Two movies into this summer program of watching past disappointments has been zero-for-two in finding new pleasures. That said, it’s also probably the one that could have the best potential for improvement. Ramis, never the most consistent filmmaker, did manage to make quality work again after Multiplicity, while Keaton is arguably in the best spot his career has ever seen, with leading roles in back-to-back Best Picture winners. But…I have literally heard zero people bring this up as a lost classic, or even as a film in and of itself. So, mediocrity is the highest my expectations can go.
The reason nobody talks about Multiplicity these days is simple. It’s not funny.
This is in a very literal sense. There are no jokes worth laughing at in the entire film. An absurd notion, particularly with the talent involved. This is nonetheless a fact as there is such a vacuum of worthwhile humor that it feels like a Producers con of some sort must have been brainstormed.
If Multiplicity were made today it would feature Adam Sandler and probably have been released in 2007. The only difference would be more t-shirts worn by the lead and a wife played by an actress, oh, eight years younger at least. The comedy is meant to derive from a Mr. Mom-esque routine meets a spoonful of men-gotta-be-men nonsense. Keaton’s pre-cloned character does indeed moan about having to work too much, while balking at the difficulties of his spouse’s daily activities. Soon, the routine of getting the kid wherever and sipping tea-cups becomes his duty, and thus we get a trio of Keatons added to the tale, with the hijinks of hiding the truth from wifey and their oh-so-zany differences being the butt of the jokes.
These variables on how each Doug acts are, well, offensive could be a word for it. Troubling is definitely befitting. The first clone is a near-perfect replica of the original Doug’s personality, if slightly blunter. Doug #3 though, is clearly meant to be a gay Doug, but I guess 1996 wasn’t cool with that notion yet. Keaton portrays this edition as stereotypically fey, with a higher-pitched vocal octave, floaty hand gestures and whatever other ways you’d expect a decades old Hollywood movie to envision a gay man without the guts to call him as such. Then there is Doug #4 aka the mentally challenged one, since he is a clone of a clone. The less said of this one the better, suffice it to say the aforementioned mugging is as remembered, embarrassing,
What’s more annoying about Multiplicity is its portrayal of marriage, managing to even have the line, “Some guys are whipped. It’s okay,” in there from one Doug to another. A lovely notion really. There is nothing wrong about a story on the challenges of raising kids, loving and living with one another, nor the particular troubles that might come from the male perspective. This is whining though.

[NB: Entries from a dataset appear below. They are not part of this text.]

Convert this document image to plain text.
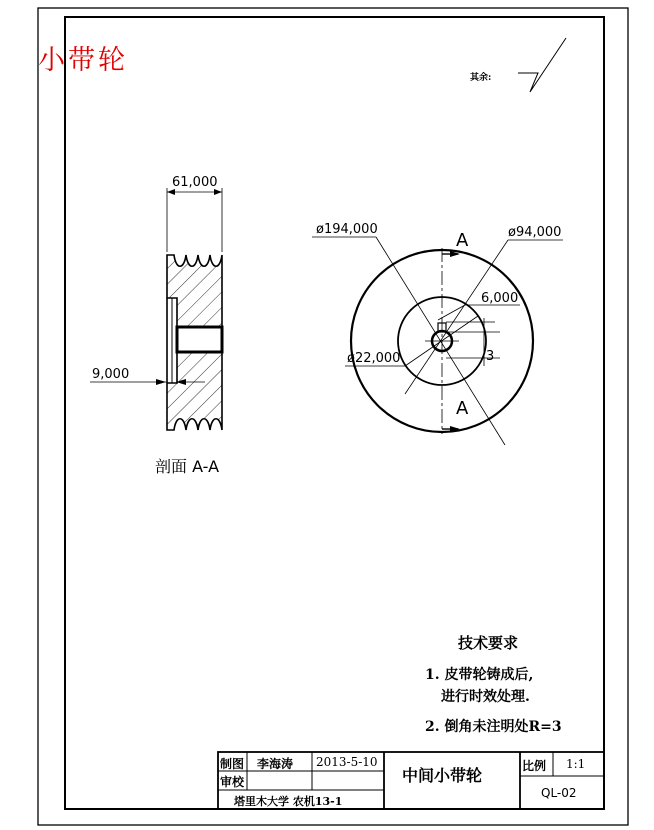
61,000
9,000
剖面 A-A
ø194,000	ø94,000
ø22,000
6,000
3
A
A
小带轮
其余:
技术要求
1. 皮带轮铸成后,
进行时效处理.
2. 倒角未注明处R=3
制图 李海涛 2013-5-10
中间小带轮	比例 1:1
审校
塔里木大学 农机13-1
QL-02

Hovering around family discourse makes sense, as two of the scripts hands created Parenthood, but this telling negates the mother’s role to that of nag. Andie MacDowell, an actress who’s always split viewers, is perfunctory here. Her part is arrive, say that Doug needs to do this or that and then leave, with the exception being the uncomfortable scene where she mistakenly sleeps with all of the Dougs in one evening…which I’m pretty sure would qualify as rape.
But hey, this movie has a lot of saxophones blaring to note that something silly is happening, so laugh why don’t you. Ramis just can’t find that tone he conjured with Groundhog Day; too goofy and undercut by a rushed sense of heart at the end. More than a forgettable dud, Multiplicity is a comedic dud of embarrassing levels. Now, please go back to ignoring it.